Authors: C.M. Freeman, E. Wimmer, M. Christensen, W. Wolf, D. Rigby, and P. Saxe

Affiliation: Materials Design, Inc., Santa Fe, NM, USA

Abstract: Boiling water reactors are widely employed in the generation of electrical power and considerable effort has been dedicated to the analysis of the materials properties which affect their operation. For example, the bowing of zirconium alloy fuel channels during operation presents a significant practical challenge; and the underlying processes which govern this distortion phenomenon are not completely understood. An appreciation of the origin of the distortion of such reactor components would facilitate improved operational economics, and reduce the environmental impact of component replacement, providing a clear incentive for detailed research.

However, the processes which underlie channel distortion are complex: channel systems operate at high temperatures, in the presence of water, and the channels are constructed from engineering grade metals containing defined concentrations of alloying elements which impart modified properties to the material. Understanding the behavior of hydrogen and alloying elements in metallic zirconium, and their role in modifying the transport of zirconium atoms under reactor conditions requires a combination of theoretical and experimental methodologies. First-principles (VASP) and forcefield based (LAMMPS) calculations, within the MedeA® environment, have been employed 1 to address several questions concerning the details of the atomic interactions which underlie channel bowing.

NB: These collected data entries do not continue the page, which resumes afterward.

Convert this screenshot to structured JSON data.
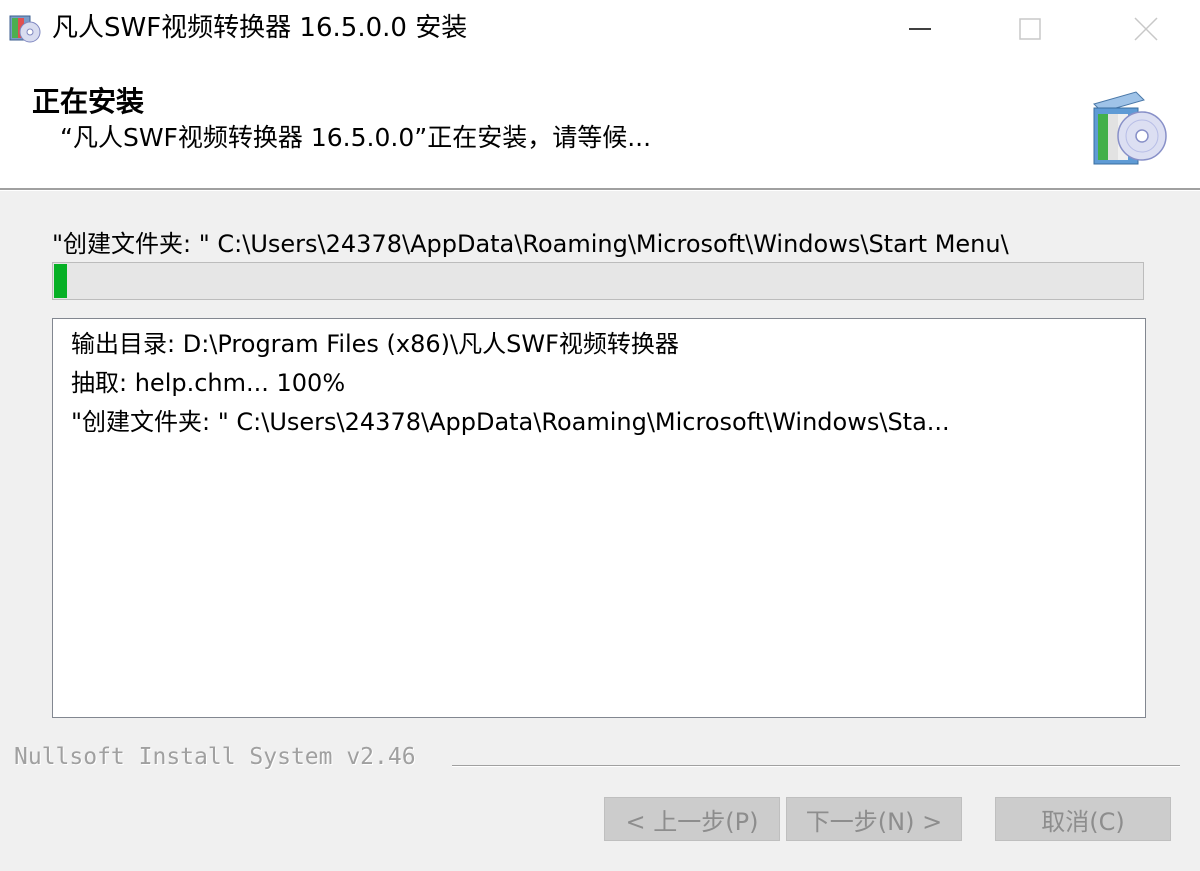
{
  "window": {
    "title": "凡人SWF视频转换器 16.5.0.0 安装"
  },
  "header": {
    "title": "正在安装",
    "subtitle": "“凡人SWF视频转换器 16.5.0.0”正在安装，请等候..."
  },
  "status": {
    "current_action": "\"创建文件夹: \" C:\\Users\\24378\\AppData\\Roaming\\Microsoft\\Windows\\Start Menu\\"
  },
  "progress": {
    "fraction": 0.012,
    "color": "#06b025"
  },
  "log": {
    "lines": [
      "输出目录: D:\\Program Files (x86)\\凡人SWF视频转换器",
      "抽取: help.chm... 100%",
      "\"创建文件夹: \" C:\\Users\\24378\\AppData\\Roaming\\Microsoft\\Windows\\Sta..."
    ]
  },
  "footer": {
    "branding": "Nullsoft Install System v2.46"
  },
  "buttons": {
    "back": "< 上一步(P)",
    "next": "下一步(N) >",
    "cancel": "取消(C)"
  }
}
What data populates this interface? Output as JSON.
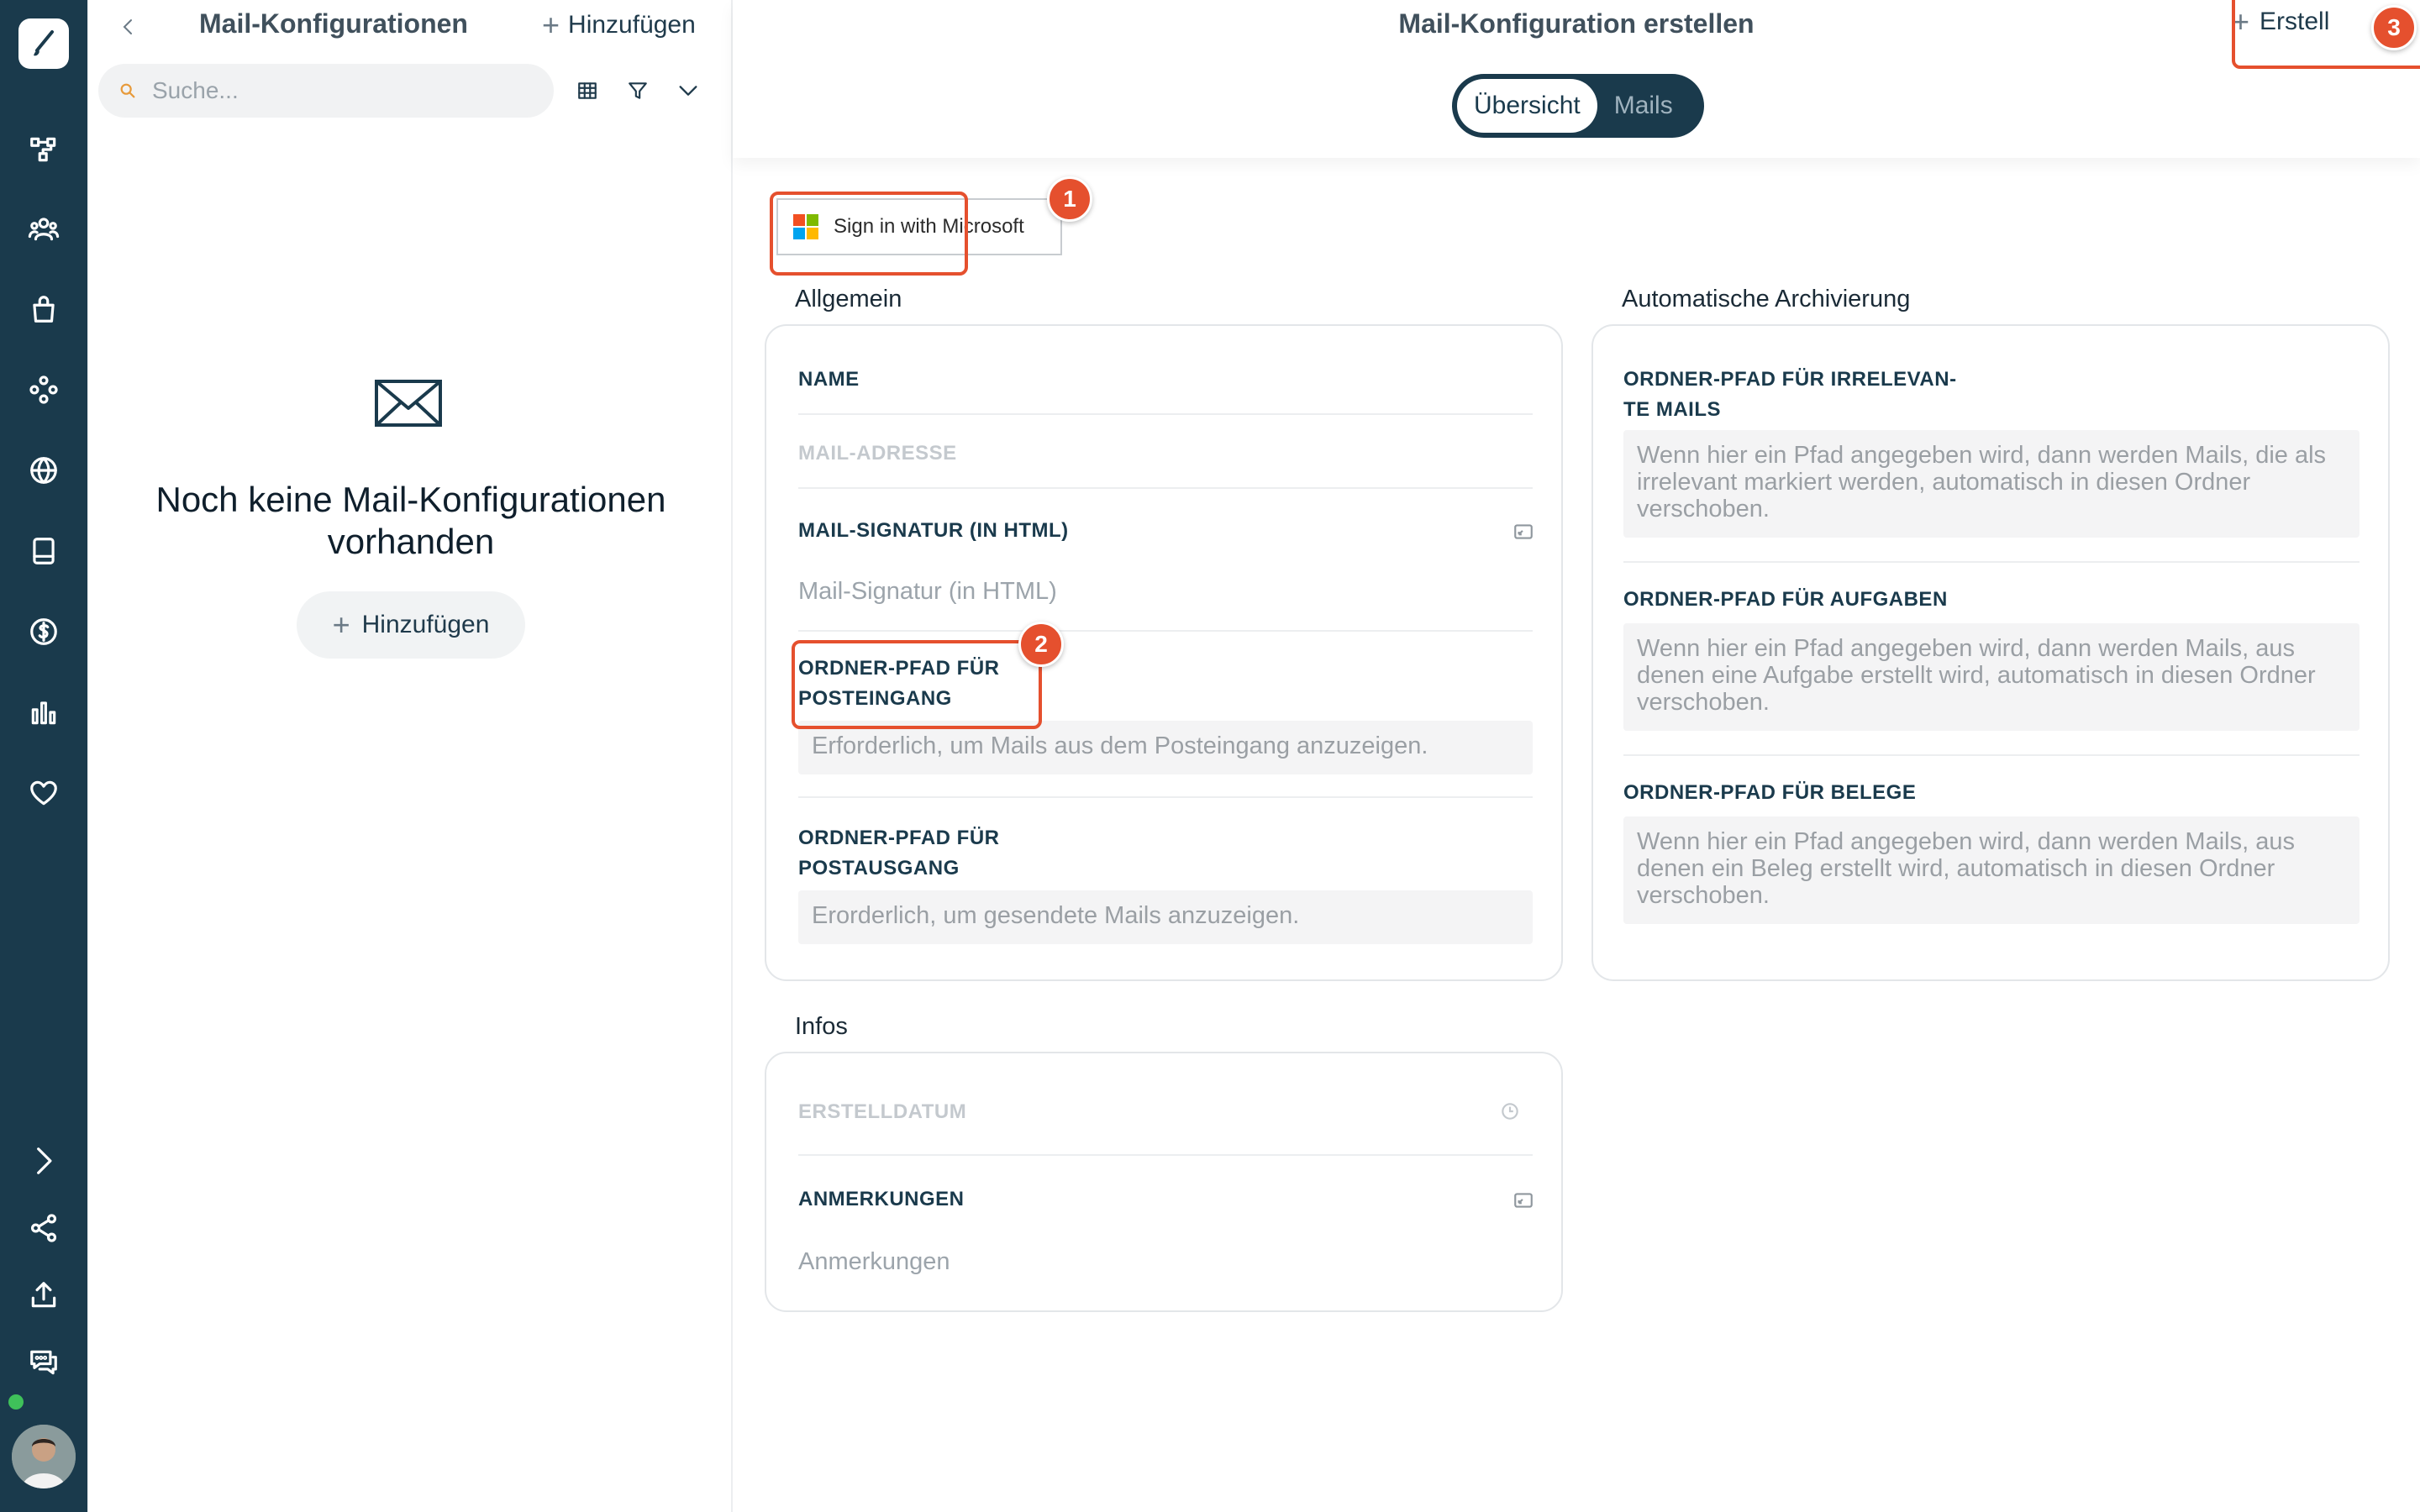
{
  "list": {
    "title": "Mail-Konfigurationen",
    "add_label": "Hinzufügen",
    "search_placeholder": "Suche...",
    "empty_title": "Noch keine Mail-Konfigurationen vorhanden",
    "empty_add_label": "Hinzufügen"
  },
  "main": {
    "title": "Mail-Konfiguration erstellen",
    "tabs": [
      {
        "label": "Übersicht",
        "active": true
      },
      {
        "label": "Mails",
        "active": false
      }
    ],
    "create_label": "Erstell"
  },
  "microsoft": {
    "label": "Sign in with Microsoft"
  },
  "badges": [
    "1",
    "2",
    "3"
  ],
  "general": {
    "title": "Allgemein",
    "name_label": "NAME",
    "mail_address_label": "MAIL-ADRESSE",
    "signature_label": "MAIL-SIGNATUR (IN HTML)",
    "signature_placeholder": "Mail-Signatur (in HTML)",
    "inbox_label_1": "ORDNER-PFAD FÜR",
    "inbox_label_2": "POSTEINGANG",
    "inbox_placeholder": "Erforderlich, um Mails aus dem Posteingang anzuzeigen.",
    "outbox_label_1": "ORDNER-PFAD FÜR",
    "outbox_label_2": "POSTAUSGANG",
    "outbox_placeholder": "Erorderlich, um gesendete Mails anzuzeigen."
  },
  "archive": {
    "title": "Automatische Archivierung",
    "irrelevant_label_1": "ORDNER-PFAD FÜR IRRELEVAN-",
    "irrelevant_label_2": "TE MAILS",
    "irrelevant_placeholder": "Wenn hier ein Pfad angegeben wird, dann werden Mails, die als irrelevant markiert werden, automatisch in diesen Ordner verschoben.",
    "tasks_label": "ORDNER-PFAD FÜR AUFGABEN",
    "tasks_placeholder": "Wenn hier ein Pfad angegeben wird, dann werden Mails, aus denen eine Aufgabe erstellt wird, automatisch in diesen Ordner verschoben.",
    "receipts_label": "ORDNER-PFAD FÜR BELEGE",
    "receipts_placeholder": "Wenn hier ein Pfad angegeben wird, dann werden Mails, aus denen ein Beleg erstellt wird, automatisch in diesen Ordner verschoben."
  },
  "infos": {
    "title": "Infos",
    "created_label": "ERSTELLDATUM",
    "notes_label": "ANMERKUNGEN",
    "notes_placeholder": "Anmerkungen"
  },
  "colors": {
    "sidebar": "#1a3a4c",
    "highlight": "#e5502e",
    "online": "#3fc15a"
  }
}
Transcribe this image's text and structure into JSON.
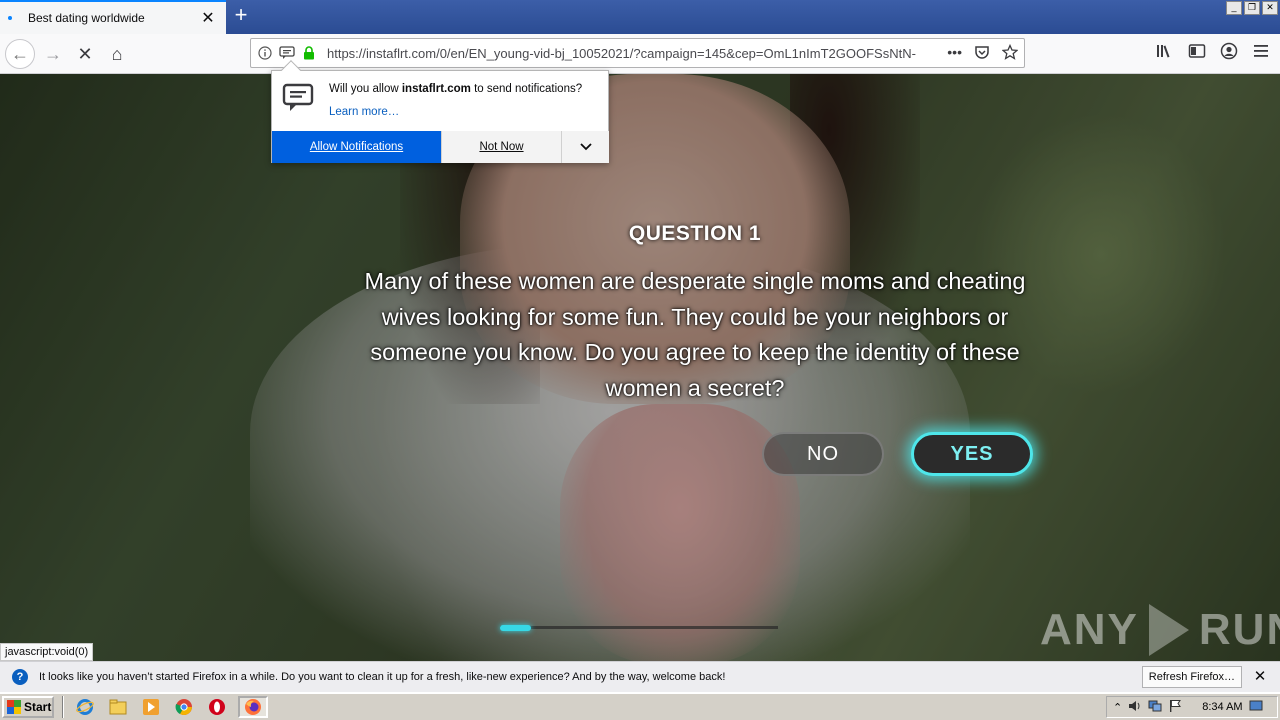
{
  "tab": {
    "title": "Best dating worldwide",
    "close": "✕",
    "new_tab": "+"
  },
  "window": {
    "minimize": "_",
    "restore": "❐",
    "close": "✕"
  },
  "navbar": {
    "back": "←",
    "forward": "→",
    "stop": "✕",
    "home": "⌂",
    "url": "https://instaflrt.com/0/en/EN_young-vid-bj_10052021/?campaign=145&cep=OmL1nImT2GOOFSsNtN-",
    "page_actions": "•••",
    "pocket": "♡",
    "bookmark": "☆"
  },
  "doorhanger": {
    "message_prefix": "Will you allow ",
    "site": "instaflrt.com",
    "message_suffix": " to send notifications?",
    "learn_more": "Learn more…",
    "allow_label": "Allow Notifications",
    "not_now_label": "Not Now",
    "more_label": "⌄"
  },
  "page": {
    "question_title": "QUESTION 1",
    "question_text": "Many of these women are desperate single moms and cheating wives looking for some fun. They could be your neighbors or someone you know. Do you agree to keep the identity of these women a secret?",
    "no_label": "NO",
    "yes_label": "YES",
    "progress_fraction": 0.11,
    "accent_color": "#4ee6ea",
    "watermark": {
      "left": "ANY",
      "right": "RUN"
    }
  },
  "status_link": "javascript:void(0)",
  "notification_bar": {
    "text": "It looks like you haven’t started Firefox in a while. Do you want to clean it up for a fresh, like-new experience? And by the way, welcome back!",
    "button": "Refresh Firefox…",
    "close": "✕"
  },
  "taskbar": {
    "start": "Start",
    "apps": [
      "ie-icon",
      "explorer-icon",
      "media-player-icon",
      "chrome-icon",
      "opera-icon",
      "firefox-icon"
    ],
    "clock": "8:34 AM"
  }
}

The LAMMPS simulations, based on a library of first-principles simulations employing VASP, provide detailed information on the role of hydrogen and alloying element atoms in modifying zirconium self diffusion behavior in hexagonally closed packed zirconium systems. The simulations address hydrogen solubility and hydride formation in the metal, the location and behavior of alloying elements within the lattice, and the self diffusion of zirconium in the presence of hydrogen and alloying metals. The LAMMPS calculations draw upon an existing Embedded Atom Method (EAM) formulation for Zr 2, with custom extensions based on first-principles methods for additional elements.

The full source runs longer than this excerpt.